Of course, there’s a big difference between the delivery of a speech and what’s actually said.
Let’s get back to Rose’s analysis: “I will say this though: What worries me about what he’s done here, it’s almost a declaration of war on downstate Illinois. He tore into downstate pretty good.”
Land of milk, cookies
Mayors from Marion to Moline were mad about the governor’s plan to siphon off income tax dollars that the state funnels to local governments.
Here’s what Carbondale Mayor Joel Fritzler had to say about Quinn’s gambit:
“Imagine the state of Illinois as a gourmet chocolate chip cookie made up of municipalities, like various sized chunks of fine chocolate, sprinkled all across the surface of the state.
“Apparently, the governor neither likes chocolate chip cookies nor understands what the ingredients are that make the state of Illinois a great state because he continues to pick us (municipalities) off one by one.
“Hopefully, the Illinois General Assembly will not go along with this ludicrous idea of dismantling Illinois, otherwise, sooner rather than later, the state of the state is going to be nothing more than an unsightly and tasteless blob of bleached white flour and Crisco.”
Dawn Clark Netsch, the first woman to run a major party campaign for governor in 1994, passed away Tuesday at age 86.
The Democrat was a former Illinois comptroller and an 18-year veteran of the Illinois Senate.
The tributes rolled in last week. Here are a few:
Former Gov. Jim Edgar: “Dawn Clark Netsch was one of our state’s most influential public officials, and she was likely the most influential woman in Illinois state government over the last 50 years. She was a brilliant and thoughtful trailblazer and an honest advocate for the best in our government.”
Lt. Gov. Sheila Simon: “Dawn Clark Netsch was a hero of mine since the early 1980s and a friend and mentor ever since. She was straightforward, a straight shooter and great at explaining state issues. She was not just a public servant, but a teacher.”
Attorney General Lisa Madigan: “Dawn Clark Netsch set the standard for integrity in public service.
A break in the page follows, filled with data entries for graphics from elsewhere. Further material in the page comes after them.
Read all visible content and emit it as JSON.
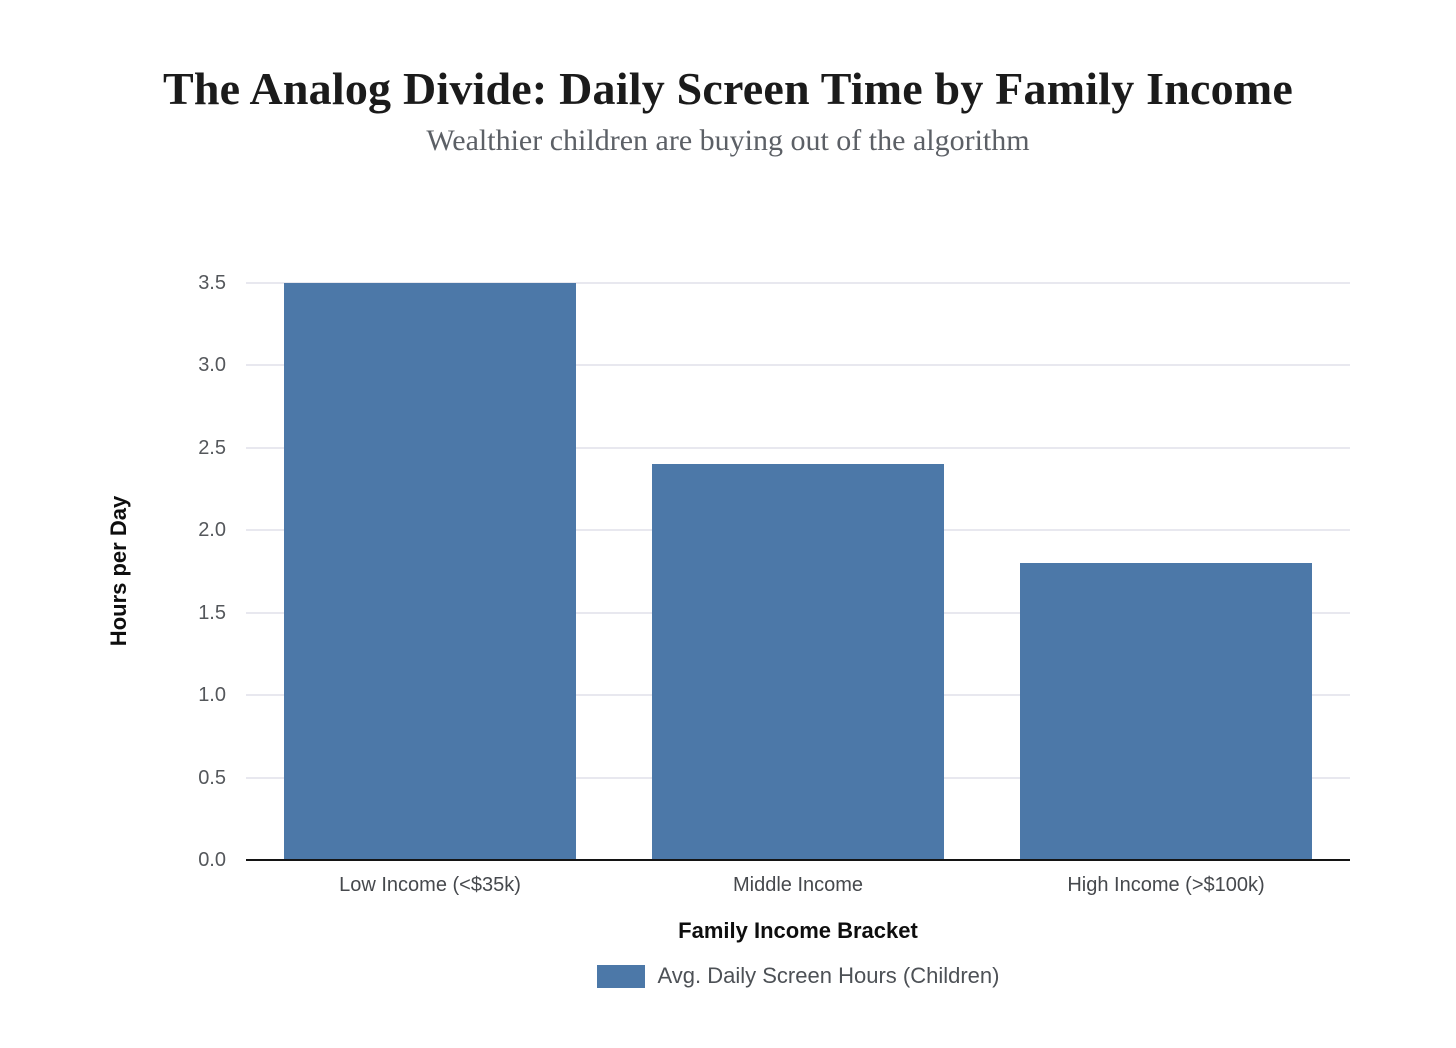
{
  "chart_data": {
    "type": "bar",
    "title": "The Analog Divide: Daily Screen Time by Family Income",
    "subtitle": "Wealthier children are buying out of the algorithm",
    "categories": [
      "Low Income (<$35k)",
      "Middle Income",
      "High Income (>$100k)"
    ],
    "values": [
      3.5,
      2.4,
      1.8
    ],
    "series_name": "Avg. Daily Screen Hours (Children)",
    "xlabel": "Family Income Bracket",
    "ylabel": "Hours per Day",
    "ylim": [
      0,
      3.5
    ],
    "yticks": [
      0.0,
      0.5,
      1.0,
      1.5,
      2.0,
      2.5,
      3.0,
      3.5
    ],
    "grid": true,
    "legend_position": "bottom",
    "colors": {
      "bar": "#4C78A8",
      "gridline": "#e8e8ef",
      "axis_line": "#141414",
      "tick_label": "#54575b",
      "category_label": "#46494d",
      "axis_title": "#0e0e0e",
      "title": "#1b1b1b",
      "subtitle": "#5c6066",
      "legend_text": "#4d5156"
    }
  }
}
She led by example with relentless honesty, fierce independence and a passionate belief in civil liberty for all.”
Secretary of State Jesse White: “She was a leader who was ahead of her time and our state is better for her service. More than that, she was a consummate professional and a class act. It was my honor to call her a colleague and friend.”
Rich Republican running
Wealthy Wilmette hedge fund manager Bruce Rauner announced last week that he is actively considering a run for governor in 2014.
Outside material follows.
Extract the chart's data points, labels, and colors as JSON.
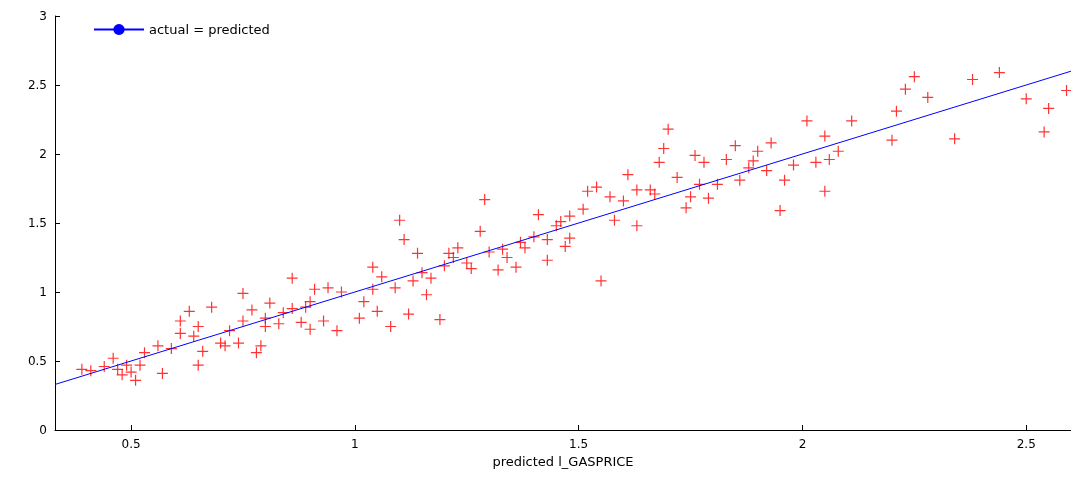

Rauner, a Republican, said he will mull his potential bid for the next two months to determine if he wants to take on more well-known Illinois pols like Treasurer Dan Rutherford, state Sens. Bill Brady of Bloomington and Kirk Dillard of Hinsdale or U.S. Rep. Aaron Schock of Peoria.
All we can say is the odds are against him. Rich guys with no political experience have not fared well in Illinois elections. The list of recent casualties includes Andy McKenna, Blair Hull and Ron Gidwitz. Even ice cream magnate Jim Oberweis finally gave up on seeking statewide office and has now finally found a seat in the Illinois Senate where he can plot his way up the political ladder in a more traditional way.